Education is another area where technology has struggled to deliver the kinds of revolutions seen in the for profit sector. New apps, scheduling tools, all in one laptops, whiteboard technology all serve to make incremental improvements to teaching. But at some point there is just a resource problem around having qualified teachers and safe class rooms. And ultimately you need to pay for good teachers and safe schools. Appified thinking tends to devalue individual contributions and ignore those kinds of solutions though. In the lingo, hiring more teachers is not as scalable as a software based solution. Hiring teachers is slow and expensive and in no way ‘transformational’, it is the exact same approach that we’ve been using for centuries. It lacks the thrill I described earlier, it lacks the obvious scope of ambition that feeds the ego of founders. And undoubtedly some technologies which facilitate interactions, such as zoom, have made a real difference to access. They have provided a lifeline for education during lockdown, but it’s clear that these can only ever be complementary to existing teaching practice. And it’s painfully obvious there is very little which is as good as in person face to face teaching.

There is a broader point here about the value of human interactions. Startups often seek to replace or minimise these, as these are seen to be hard to control and inefficient. But in many contexts efficiency is at best of secondary importance. The negative impact that digitisation has on the quality and richness of interactions has become obvious when we look at the effect that lockdown has had. Seeing friends via zoom is a poor stand in for the real thing. But many tech startups seek to go further, and aim to replace social interactions altogether with bots and other automated approaches.

It’s not just that startup approaches won’t result in good solutions. By championing these approaches, we can end up eclipsing things which would actually work. The belief that things need to or can be reinvented from the ground up often serves to completely devalue historical understanding of a problem, and the knowledge of those already familiar with the problem space. But if we look at moments of true social innovation, such as the civil rights movement, we see that these movements are deeply informed by history and embedded within the society they seek to change. The pioneers in tech fields pay little attention to wider culture and history, and rather focus on technical know-how. The mantra of “move fast and break things” encourages people to keep trying new solutions with almost reckless abandon. Whilst this does pay a healthy respect towards learning from failure, it sidesteps the wisdom that says think before you jump. Those who object or resist ‘disruption’ are portrayed as rent seekers or luddites trying to protect vested interests.

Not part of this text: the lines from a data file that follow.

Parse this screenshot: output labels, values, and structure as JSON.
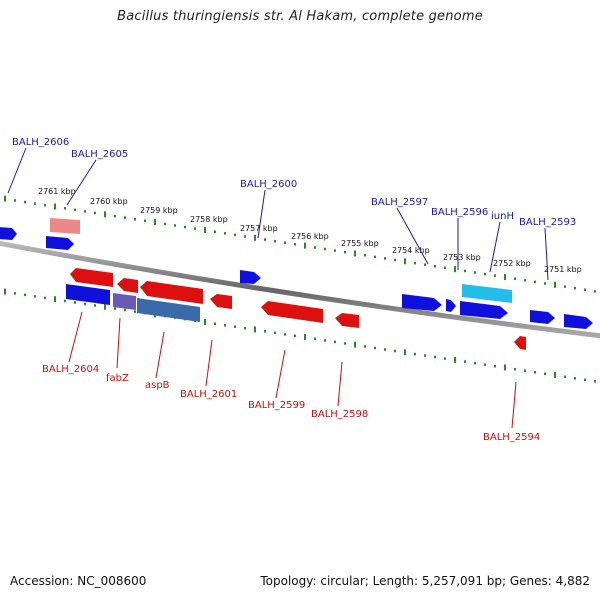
{
  "title": "Bacillus thuringiensis str. Al Hakam, complete genome",
  "footer": {
    "accession": "Accession: NC_008600",
    "summary": "Topology: circular; Length: 5,257,091 bp; Genes: 4,882"
  },
  "colors": {
    "forward_gene": "#1010dd",
    "reverse_gene": "#dd1010",
    "forward_label": "#1a1aa8",
    "reverse_label": "#c01010",
    "tick": "#2a8a2a",
    "backbone": "#777777",
    "highlight_forward": "#22bde8",
    "highlight_reverse": "#e07a7a",
    "fabZ": "#6a5ab8",
    "aspB": "#3a6aa8"
  },
  "kbp_labels": [
    "2761 kbp",
    "2760 kbp",
    "2759 kbp",
    "2758 kbp",
    "2757 kbp",
    "2756 kbp",
    "2755 kbp",
    "2754 kbp",
    "2753 kbp",
    "2752 kbp",
    "2751 kbp"
  ],
  "forward_gene_labels": [
    "BALH_2606",
    "BALH_2605",
    "BALH_2600",
    "BALH_2597",
    "BALH_2596",
    "iunH",
    "BALH_2593"
  ],
  "reverse_gene_labels": [
    "BALH_2604",
    "fabZ",
    "aspB",
    "BALH_2601",
    "BALH_2599",
    "BALH_2598",
    "BALH_2594"
  ]
}
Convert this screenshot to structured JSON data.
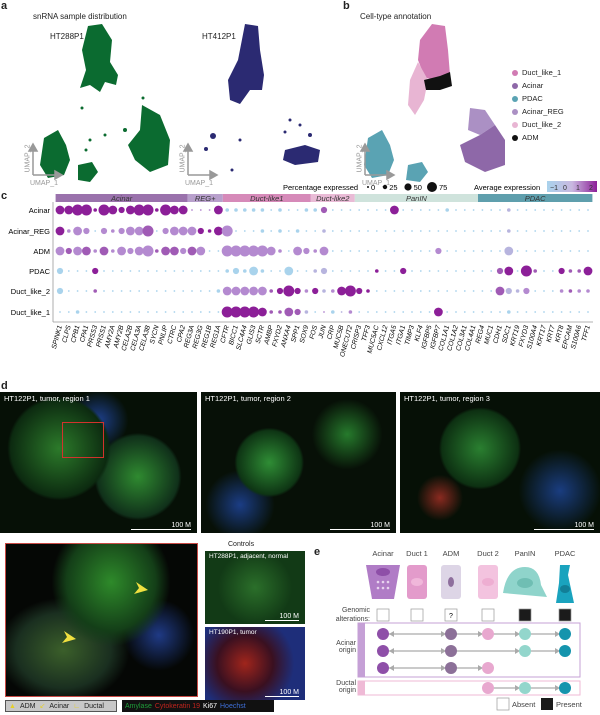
{
  "panels": {
    "a": "a",
    "b": "b",
    "c": "c",
    "d": "d",
    "e": "e"
  },
  "umap_a": {
    "title": "snRNA sample distribution",
    "samples": [
      {
        "name": "HT288P1",
        "color": "#0b6b30"
      },
      {
        "name": "HT412P1",
        "color": "#2b2a72"
      }
    ],
    "xlabel": "UMAP_1",
    "ylabel": "UMAP_2"
  },
  "umap_b": {
    "title": "Cell-type annotation",
    "xlabel": "UMAP_1",
    "ylabel": "UMAP_2",
    "legend": [
      {
        "label": "Duct_like_1",
        "color": "#d17bb3"
      },
      {
        "label": "Acinar",
        "color": "#8e68a8"
      },
      {
        "label": "PDAC",
        "color": "#5aa3b3"
      },
      {
        "label": "Acinar_REG",
        "color": "#ab90c4"
      },
      {
        "label": "Duct_like_2",
        "color": "#e8b5d3"
      },
      {
        "label": "ADM",
        "color": "#111111"
      }
    ]
  },
  "chart_data": {
    "type": "dotplot",
    "legend_size_title": "Percentage expressed",
    "size_ticks": [
      "0",
      "25",
      "50",
      "75"
    ],
    "legend_color_title": "Average expression",
    "color_ticks": [
      "−1",
      "0",
      "1",
      "2"
    ],
    "groups": [
      {
        "label": "Acinar",
        "color": "#9a72ac",
        "span": 15
      },
      {
        "label": "REG+",
        "color": "#b8a0cc",
        "span": 4
      },
      {
        "label": "Duct-like1",
        "color": "#d68ab9",
        "span": 10
      },
      {
        "label": "Duct-like2",
        "color": "#e9bbd6",
        "span": 5
      },
      {
        "label": "PanIN",
        "color": "#cfe3dc",
        "span": 14
      },
      {
        "label": "PDAC",
        "color": "#5f9fad",
        "span": 13
      }
    ],
    "genes": [
      "SPINK1",
      "CLPS",
      "CPB1",
      "CPA1",
      "PRSS3",
      "PRSS1",
      "AMY2A",
      "AMY2B",
      "CELA2B",
      "CELA3A",
      "CELA3B",
      "SYCN",
      "PNLIP",
      "CTRC",
      "CPA2",
      "REG3A",
      "REG3G",
      "REG1B",
      "REG1A",
      "CFTR",
      "BICC1",
      "SLC4A4",
      "GLIS3",
      "SCTR",
      "AMBP",
      "FXYD2",
      "ANXA4",
      "SPP1",
      "SOX9",
      "FOS",
      "JUN",
      "CRP",
      "MUC5B",
      "ONECUT2",
      "CRISP3",
      "TFF3",
      "MUC5AC",
      "CXCL12",
      "ITGA5",
      "ITGA1",
      "TIMP3",
      "KLF4",
      "IGFBP5",
      "IGFBP7",
      "COL1A1",
      "COL1A2",
      "COL3A1",
      "COL4A1",
      "REG4",
      "MUC1",
      "CDH1",
      "SDC1",
      "KRT19",
      "FXYD3",
      "S100A4",
      "KRT17",
      "KRT7",
      "KRT8",
      "EPCAM",
      "S100A6",
      "TFF1"
    ],
    "pct_levels_legend": "0=~0%,1=~10%,2=~30%,3=~55%,4=~75%",
    "rows": [
      {
        "label": "Acinar",
        "pct": "3344143234414330003111110100112000000030000010000001000000000",
        "expr": "4444444444444442224000000000003000000040000000000001000000000"
      },
      {
        "label": "Acinar_REG",
        "pct": "3132021233402333213400010101001000000000000000000001000000000",
        "expr": "4222022222302222444200000000001000000000000000000001000000000"
      },
      {
        "label": "ADM",
        "pct": "3233131323413323300444443103213000000000000200000003000000000",
        "expr": "2323232222233323200222222202222000000000000200000001000000000"
      },
      {
        "label": "PDAC",
        "pct": "2000200000000000000121310030012000001002000000000023041002113",
        "expr": "0000400000000000000000000000011000004004000000000034043004334"
      },
      {
        "label": "Duct_like_2",
        "pct": "2000100000000000001333331242121134210000000000000032120001111",
        "expr": "0000300000000000000222223444241244440000000000000031120002322"
      },
      {
        "label": "Duct_like_1",
        "pct": "0010000000000000000444431132100101000000000300000001000000000",
        "expr": "0000000000000000000444443333102012000000000400000000000000000"
      }
    ]
  },
  "panel_d": {
    "images": [
      "HT122P1, tumor, region 1",
      "HT122P1, tumor, region 2",
      "HT122P1, tumor, region 3"
    ],
    "scale": "100  M",
    "controls_title": "Controls",
    "controls": [
      "HT288P1, adjacent, normal",
      "HT190P1, tumor"
    ],
    "arrow_legend": [
      {
        "label": "ADM",
        "icon": "arrowhead-icon"
      },
      {
        "label": "Acinar",
        "icon": "arrow-icon"
      },
      {
        "label": "Ductal",
        "icon": "l-bracket-icon"
      }
    ],
    "stains": [
      {
        "label": "Amylase",
        "color": "#1f9e3a"
      },
      {
        "label": "Cytokeratin 19",
        "color": "#c0241e"
      },
      {
        "label": "Ki67",
        "color": "#ffffff"
      },
      {
        "label": "Hoechst",
        "color": "#3f6fd8"
      }
    ]
  },
  "panel_e": {
    "columns": [
      {
        "label": "Acinar",
        "color": "#b07cc6"
      },
      {
        "label": "Duct 1",
        "color": "#e39bcb"
      },
      {
        "label": "ADM",
        "color": "#ddd5e6"
      },
      {
        "label": "Duct 2",
        "color": "#f3c3df"
      },
      {
        "label": "PanIN",
        "color": "#8fd4cb"
      },
      {
        "label": "PDAC",
        "color": "#1aa3be"
      }
    ],
    "genomic_label": "Genomic alterations:",
    "genomic": [
      "absent",
      "absent",
      "?",
      "absent",
      "present",
      "present"
    ],
    "question": "?",
    "acinar_origin": "Acinar origin",
    "ductal_origin": "Ductal origin",
    "absent": "Absent",
    "present": "Present"
  }
}
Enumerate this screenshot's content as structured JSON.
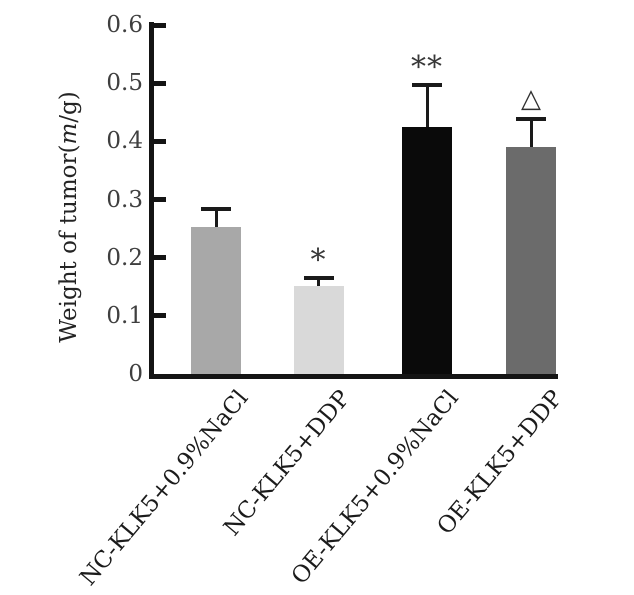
{
  "chart_data": {
    "type": "bar",
    "ylabel": "Weight of tumor(m/g)",
    "ylabel_parts": {
      "pre": "Weight of tumor(",
      "italic": "m",
      "post": "/g)"
    },
    "categories": [
      "NC-KLK5+0.9%NaCl",
      "NC-KLK5+DDP",
      "OE-KLK5+0.9%NaCl",
      "OE-KLK5+DDP"
    ],
    "values": [
      0.253,
      0.152,
      0.425,
      0.39
    ],
    "errors": [
      0.03,
      0.013,
      0.072,
      0.048
    ],
    "significance": [
      "",
      "*",
      "**",
      "△"
    ],
    "bar_colors": [
      "#a8a8a8",
      "#d9d9d9",
      "#0a0a0a",
      "#6b6b6b"
    ],
    "ylim": [
      0,
      0.6
    ],
    "yticks": [
      {
        "value": 0,
        "label": "0"
      },
      {
        "value": 0.1,
        "label": "0.1"
      },
      {
        "value": 0.2,
        "label": "0.2"
      },
      {
        "value": 0.3,
        "label": "0.3"
      },
      {
        "value": 0.4,
        "label": "0.4"
      },
      {
        "value": 0.5,
        "label": "0.5"
      },
      {
        "value": 0.6,
        "label": "0.6"
      }
    ],
    "grid": false,
    "legend_position": "none",
    "error_bar_style": "upper whisker with cap",
    "x_tick_label_rotation_deg": 50
  },
  "colors": {
    "background": "#ffffff",
    "axis": "#141414",
    "tick_text": "#3f3f3f",
    "category_text": "#1b1b1b",
    "marker_text": "#383838"
  }
}
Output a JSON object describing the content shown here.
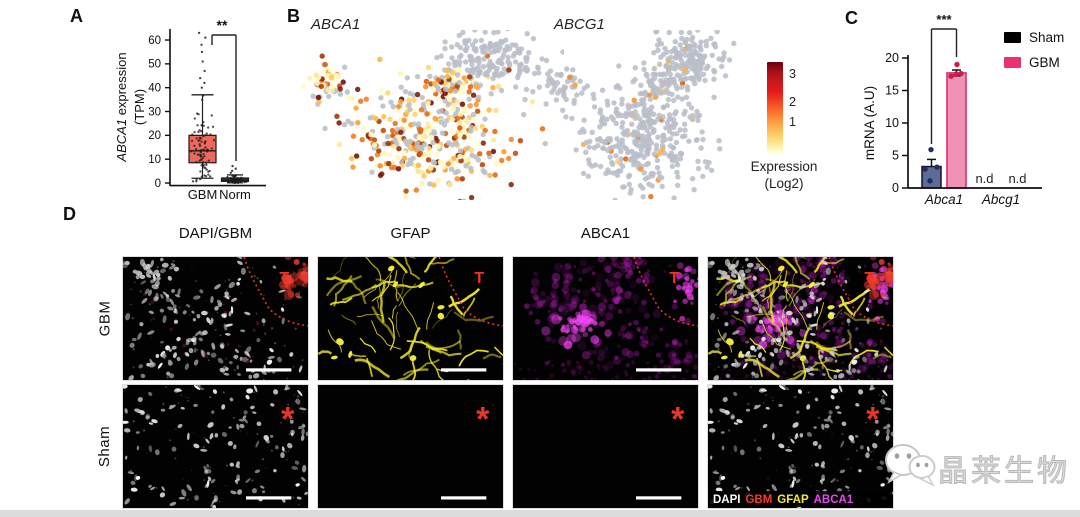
{
  "panel_a": {
    "label": "A",
    "significance": "**",
    "ylabel_gene": "ABCA1",
    "ylabel_rest": " expression",
    "ylabel_line2": "(TPM)",
    "chart_data": {
      "type": "box",
      "categories": [
        "GBM",
        "Norm"
      ],
      "ylabel": "ABCA1 expression (TPM)",
      "ylim": [
        0,
        65
      ],
      "yticks": [
        0,
        10,
        20,
        30,
        40,
        50,
        60
      ],
      "boxes": [
        {
          "group": "GBM",
          "q1": 8.5,
          "median": 13.5,
          "q3": 20,
          "whisker_low": 2,
          "whisker_high": 37,
          "box_color": "#ee685c",
          "n_points": 85,
          "outliers": [
            40,
            42,
            44,
            47,
            51,
            55,
            58,
            61,
            63
          ]
        },
        {
          "group": "Norm",
          "q1": 0.7,
          "median": 1.2,
          "q3": 2.1,
          "whisker_low": 0.1,
          "whisker_high": 3.4,
          "box_color": "#3a3a3a",
          "n_points": 58,
          "outliers": [
            4.3,
            5.1,
            6.0,
            7.1
          ]
        }
      ]
    }
  },
  "panel_b": {
    "label": "B",
    "plots": [
      {
        "title": "ABCA1"
      },
      {
        "title": "ABCG1"
      }
    ],
    "colorbar": {
      "ticks": [
        "3",
        "2",
        "1"
      ],
      "label_line1": "Expression",
      "label_line2": "(Log2)",
      "top_color": "#67000d",
      "bottom_color": "#ffffd9"
    },
    "chart_data": [
      {
        "type": "scatter",
        "title": "ABCA1",
        "seed": 5,
        "expressing_fraction": 0.72,
        "point_color_scale": "YlOrRd (Log2 expression 0-3)",
        "gray_color": "#b9bec8",
        "clusters": [
          {
            "name": "left-satellite",
            "cx": 0.115,
            "cy": 0.32,
            "rx": 0.075,
            "ry": 0.105,
            "n": 48
          },
          {
            "name": "upper-right",
            "cx": 0.735,
            "cy": 0.175,
            "rx": 0.165,
            "ry": 0.15,
            "n": 175,
            "always_gray": true
          },
          {
            "name": "main",
            "cx": 0.5,
            "cy": 0.625,
            "rx": 0.265,
            "ry": 0.3,
            "n": 390
          },
          {
            "name": "bridge",
            "cx": 0.575,
            "cy": 0.315,
            "rx": 0.1,
            "ry": 0.085,
            "n": 55
          }
        ]
      },
      {
        "type": "scatter",
        "title": "ABCG1",
        "seed": 6,
        "expressing_fraction": 0.045,
        "point_color_scale": "YlOrRd (Log2 expression 0-3)",
        "gray_color": "#b9bec8",
        "clusters": [
          {
            "name": "left-satellite",
            "cx": 0.115,
            "cy": 0.32,
            "rx": 0.075,
            "ry": 0.105,
            "n": 42
          },
          {
            "name": "upper-right",
            "cx": 0.735,
            "cy": 0.175,
            "rx": 0.165,
            "ry": 0.15,
            "n": 165,
            "always_gray": true
          },
          {
            "name": "main",
            "cx": 0.5,
            "cy": 0.625,
            "rx": 0.265,
            "ry": 0.3,
            "n": 370
          },
          {
            "name": "bridge",
            "cx": 0.575,
            "cy": 0.315,
            "rx": 0.1,
            "ry": 0.085,
            "n": 50
          }
        ]
      }
    ]
  },
  "panel_c": {
    "label": "C",
    "significance": "***",
    "ylabel": "mRNA (A.U)",
    "nd_label": "n.d",
    "legend": [
      {
        "label": "Sham",
        "color": "#000000"
      },
      {
        "label": "GBM",
        "color": "#e8336e"
      }
    ],
    "chart_data": {
      "type": "bar",
      "categories": [
        "Abca1",
        "Abcg1"
      ],
      "ylabel": "mRNA (A.U)",
      "ylim": [
        0,
        20
      ],
      "yticks": [
        0,
        5,
        10,
        15,
        20
      ],
      "series": [
        {
          "name": "Sham",
          "values": [
            3.3,
            null
          ],
          "sem": 1.1,
          "bar_fill": "#5d6b97",
          "bar_border": "#15151a",
          "points": [
            1.1,
            2.9,
            3.2,
            5.9
          ],
          "point_color": "#202c66"
        },
        {
          "name": "GBM",
          "values": [
            17.7,
            null
          ],
          "sem": 0.45,
          "bar_fill": "#f191b3",
          "bar_border": "#dd2f72",
          "points": [
            17.2,
            17.5,
            17.6,
            19.0
          ],
          "point_color": "#d31949"
        }
      ],
      "not_detected_category": "Abcg1"
    }
  },
  "panel_d": {
    "label": "D",
    "column_headers": [
      "DAPI/GBM",
      "GFAP",
      "ABCA1"
    ],
    "row_labels": [
      "GBM",
      "Sham"
    ],
    "tumor_marker": "T",
    "sham_marker": "*",
    "annotation_color": "#ee3424",
    "channel_colors": {
      "dapi": "#ffffff",
      "tumor": "#ef3b2c",
      "gfap": "#f3e82a",
      "abca1": "#e623e6"
    },
    "merge_legend": [
      {
        "text": "DAPI",
        "color": "#ffffff"
      },
      {
        "text": "GBM",
        "color": "#f03b2e"
      },
      {
        "text": "GFAP",
        "color": "#f5e63c"
      },
      {
        "text": "ABCA1",
        "color": "#e549f5"
      }
    ],
    "tiles": [
      {
        "name": "gbm-dapi",
        "channels": [
          "dapi",
          "tumor"
        ],
        "variant": "gbm",
        "annotation": "tumor",
        "scalebar": true,
        "show_channel_legend": false
      },
      {
        "name": "gbm-gfap",
        "channels": [
          "gfap"
        ],
        "variant": "gbm",
        "annotation": "tumor",
        "scalebar": true,
        "show_channel_legend": false
      },
      {
        "name": "gbm-abca1",
        "channels": [
          "abca1"
        ],
        "variant": "gbm",
        "annotation": "tumor",
        "scalebar": true,
        "show_channel_legend": false
      },
      {
        "name": "gbm-merge",
        "channels": [
          "abca1",
          "gfap",
          "dapi",
          "tumor"
        ],
        "variant": "gbm",
        "annotation": "tumor",
        "scalebar": false,
        "show_channel_legend": false
      },
      {
        "name": "sham-dapi",
        "channels": [
          "dapi"
        ],
        "variant": "sham",
        "annotation": "asterisk",
        "scalebar": true,
        "show_channel_legend": false
      },
      {
        "name": "sham-gfap",
        "channels": [],
        "variant": "sham",
        "annotation": "asterisk",
        "scalebar": true,
        "show_channel_legend": false
      },
      {
        "name": "sham-abca1",
        "channels": [],
        "variant": "sham",
        "annotation": "asterisk",
        "scalebar": true,
        "show_channel_legend": false
      },
      {
        "name": "sham-merge",
        "channels": [
          "dapi"
        ],
        "variant": "sham",
        "annotation": "asterisk",
        "scalebar": false,
        "show_channel_legend": true
      }
    ]
  },
  "watermark": {
    "text": "晶莱生物",
    "icon": "wechat-chat-bubbles-icon"
  }
}
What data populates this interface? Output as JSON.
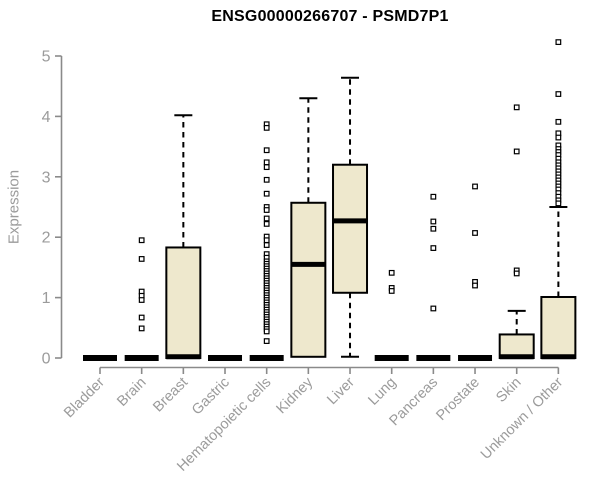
{
  "title": "ENSG00000266707 - PSMD7P1",
  "chart_data": {
    "type": "boxplot",
    "title": "ENSG00000266707 - PSMD7P1",
    "xlabel": "",
    "ylabel": "Expression",
    "ylim": [
      0,
      5.3
    ],
    "yticks": [
      0,
      1,
      2,
      3,
      4,
      5
    ],
    "grid": false,
    "categories": [
      "Bladder",
      "Brain",
      "Breast",
      "Gastric",
      "Hematopoietic cells",
      "Kidney",
      "Liver",
      "Lung",
      "Pancreas",
      "Prostate",
      "Skin",
      "Unknown / Other"
    ],
    "boxes": [
      {
        "category": "Bladder",
        "q1": 0,
        "median": 0,
        "q3": 0,
        "whisker_low": null,
        "whisker_high": null,
        "outliers": []
      },
      {
        "category": "Brain",
        "q1": 0,
        "median": 0,
        "q3": 0,
        "whisker_low": null,
        "whisker_high": null,
        "outliers": [
          1.95,
          1.64,
          1.1,
          1.03,
          0.96,
          0.67,
          0.49
        ]
      },
      {
        "category": "Breast",
        "q1": 0,
        "median": 0.02,
        "q3": 1.83,
        "whisker_low": null,
        "whisker_high": 4.02,
        "outliers": []
      },
      {
        "category": "Gastric",
        "q1": 0,
        "median": 0,
        "q3": 0,
        "whisker_low": null,
        "whisker_high": null,
        "outliers": []
      },
      {
        "category": "Hematopoietic cells",
        "q1": 0,
        "median": 0,
        "q3": 0,
        "whisker_low": null,
        "whisker_high": null,
        "outliers": [
          3.87,
          3.81,
          3.44,
          3.24,
          3.16,
          2.95,
          2.72,
          2.5,
          2.45,
          2.31,
          2.22,
          2.01,
          1.95,
          1.87,
          1.72,
          1.66,
          1.6,
          1.56,
          1.52,
          1.48,
          1.44,
          1.4,
          1.36,
          1.32,
          1.28,
          1.24,
          1.2,
          1.16,
          1.12,
          1.08,
          1.04,
          1.0,
          0.96,
          0.92,
          0.88,
          0.84,
          0.8,
          0.76,
          0.72,
          0.68,
          0.64,
          0.6,
          0.56,
          0.52,
          0.48,
          0.44,
          0.28
        ]
      },
      {
        "category": "Kidney",
        "q1": 0.02,
        "median": 1.55,
        "q3": 2.57,
        "whisker_low": null,
        "whisker_high": 4.3,
        "outliers": []
      },
      {
        "category": "Liver",
        "q1": 1.08,
        "median": 2.27,
        "q3": 3.2,
        "whisker_low": 0.02,
        "whisker_high": 4.64,
        "outliers": []
      },
      {
        "category": "Lung",
        "q1": 0,
        "median": 0,
        "q3": 0,
        "whisker_low": null,
        "whisker_high": null,
        "outliers": [
          1.41,
          1.16,
          1.11
        ]
      },
      {
        "category": "Pancreas",
        "q1": 0,
        "median": 0,
        "q3": 0,
        "whisker_low": null,
        "whisker_high": null,
        "outliers": [
          2.67,
          2.26,
          2.14,
          1.82,
          0.82
        ]
      },
      {
        "category": "Prostate",
        "q1": 0,
        "median": 0,
        "q3": 0,
        "whisker_low": null,
        "whisker_high": null,
        "outliers": [
          2.84,
          2.07,
          1.26,
          1.2
        ]
      },
      {
        "category": "Skin",
        "q1": 0,
        "median": 0.02,
        "q3": 0.39,
        "whisker_low": null,
        "whisker_high": 0.78,
        "outliers": [
          4.15,
          3.42,
          1.45,
          1.4
        ]
      },
      {
        "category": "Unknown / Other",
        "q1": 0,
        "median": 0.02,
        "q3": 1.01,
        "whisker_low": null,
        "whisker_high": 2.5,
        "outliers": [
          5.23,
          4.37,
          3.91,
          3.72,
          3.65,
          3.52,
          3.46,
          3.41,
          3.36,
          3.3,
          3.24,
          3.19,
          3.14,
          3.09,
          3.04,
          2.99,
          2.94,
          2.89,
          2.84,
          2.79,
          2.73,
          2.67,
          2.61,
          2.56
        ]
      }
    ],
    "colors": {
      "box_fill": "#EEE8CD",
      "box_border": "#000000",
      "median": "#000000",
      "whisker": "#000000",
      "outlier_stroke": "#000000",
      "outlier_fill": "#FFFFFF",
      "axis_line": "#8a8a8a",
      "axis_text": "#9b9b9b",
      "title_text": "#000000",
      "background": "#FFFFFF"
    }
  }
}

In the meantime approaches that favour common sense, historical awareness, and ordinary human interactions get overshadowed. Social scientists, community activists, teachers, individuals who actually understand the problems at hand are marginalised. Don’t get me wrong, a clear focus on problems, questioning the status quo, and having a large impact are laudable goals. And it is certain that many of the innovations that have come out of startup land have changed the lives of millions. Furthermore technology can play an enabling role in addressing some social challenges. But if we get to a point where we’re favoring ‘startup’ and tech lead solutions to the important problems we face as a society, then community and human knowledge will be deprioritised, and the underlying problems will remain unaddressed.